Tech has only lost one game, but opposing offenses have found success against this Yellow Jackets defense. On the ground, opposing offenses are averaging 5.4 yards per rush. Opponents are also averaging 8.7 yards per completion through the air. The front seven has had a tough time getting to the quarterback, having recorded just seven sacks for a total loss of 35 yards. Unlike Notre Dame, Tech’s defensive line does not possess a ton of size - not a single player at defensive end or defensive tackle is listed at over 300 pounds - which should be a welcomed relief for the Tar Heels’ offensive line. Johnson has used his offense to control the clock and protect his defense as the Yellow Jackets are allowing just 61.5 plays per game.

The Yellow Jackets rank 11th in the ACC in total defense (388.3 ypg) and scoring defense (25.0 ppg).

“Defending the triple option is very difficult, whether you’re having success or you’re not.
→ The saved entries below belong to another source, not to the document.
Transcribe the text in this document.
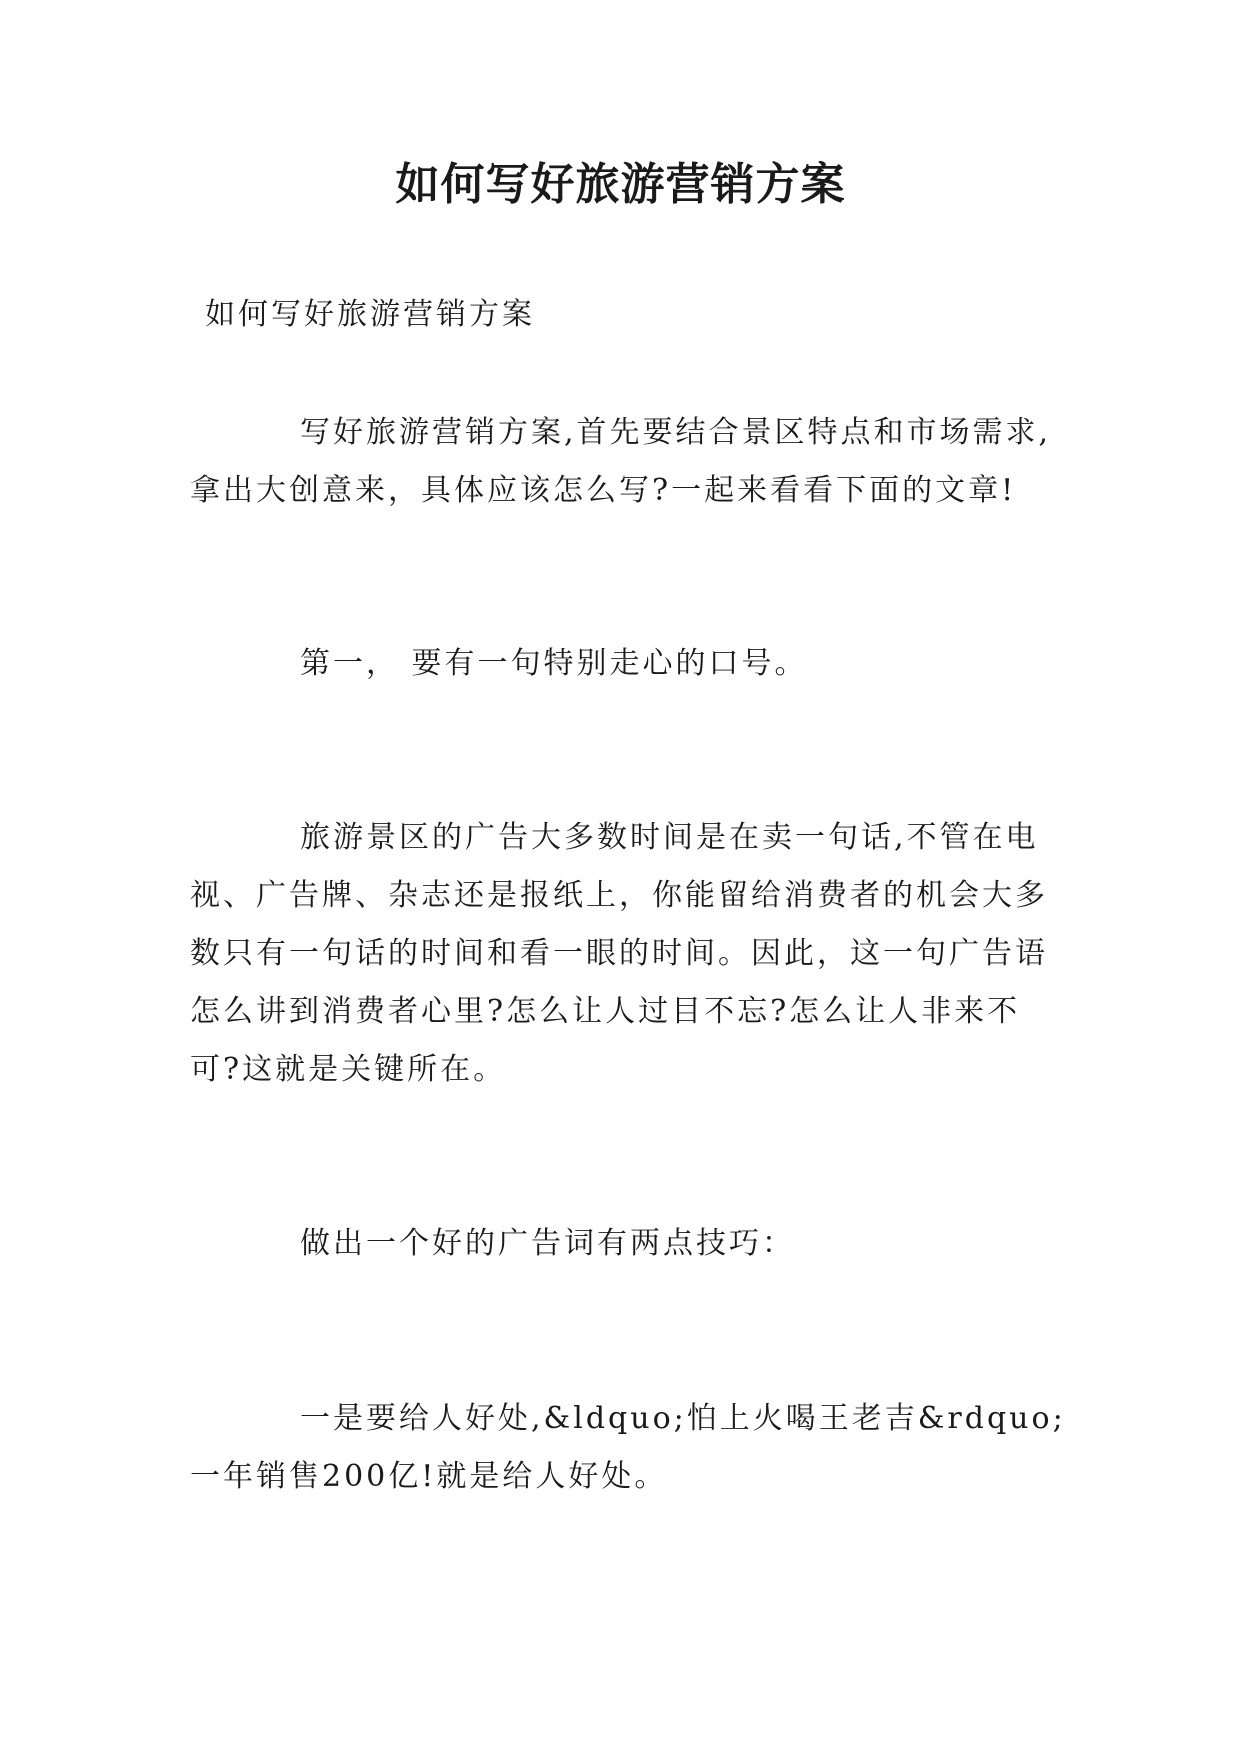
如何写好旅游营销方案
如何写好旅游营销方案

写好旅游营销方案,首先要结合景区特点和市场需求,拿出大创意来，具体应该怎么写?一起来看看下面的文章!

第一， 要有一句特别走心的口号。

旅游景区的广告大多数时间是在卖一句话,不管在电视、广告牌、杂志还是报纸上，你能留给消费者的机会大多数只有一句话的时间和看一眼的时间。因此，这一句广告语怎么讲到消费者心里?怎么让人过目不忘?怎么让人非来不可?这就是关键所在。

做出一个好的广告词有两点技巧：

一是要给人好处,&ldquo;怕上火喝王老吉&rdquo;一年销售200亿!就是给人好处。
It’s a very difficult offense to run and Paul Johnson runs it as well as any offense in the country.”- Fedora

"Their backs are up against the wall. I'm sure we're going to get their best shot on Saturday night." - Johnson

Notable Matchups
UNC’s Front Seven vs. GT’s Triple Option
North Carolina only fell to Georgia Tech by one score last year, but the numbers tell somewhat of a different story. The Yellow Jackets still ran all over UNC to the tune of 324 yards and three scores. Against Notre Dame, the UNC front seven once again had issues stopping the run, as the Irish averaged 5.1 yards per carry and tallied 219 net rushing yards. Gap integrity has been an issue for UNC up front, and that’s never a good sign entering a game with the Yellow Jackets as Johnson’s scheme is built on attacking weaknesses in defensive approach. UNC’s first task is stopping the dive, but from there playing solid gap assignment football is critical in limiting Georgia Tech’s offense. Duke forced three turnovers in its win last week and that may be a critical component if UNC expects to win on Saturday.

UNC’s Offensive Efficiency vs. GT’s Time of Possession Game
Part of what helps the Georgia Tech defense is how well its offense is able to handle the ball. The Jackets are averaging just over 32 minutes of possession time, which isn’t a terribly high number for how this offensive scheme operates. The problem last season was that UNC only had 10 possessions (one of which was under 30 seconds at the end of the half). That number is about five less possessions than UNC has on average. Against Notre Dame, the Tar Heel offense was able to find the end zone more often (they were 5-6 in the red zone) and was 9-of-17 on third down conversions. The concern now is finding that consistency. Quarterback Marquise Williams and his teammates found some things to build on. The question is whether or not they can keep it going.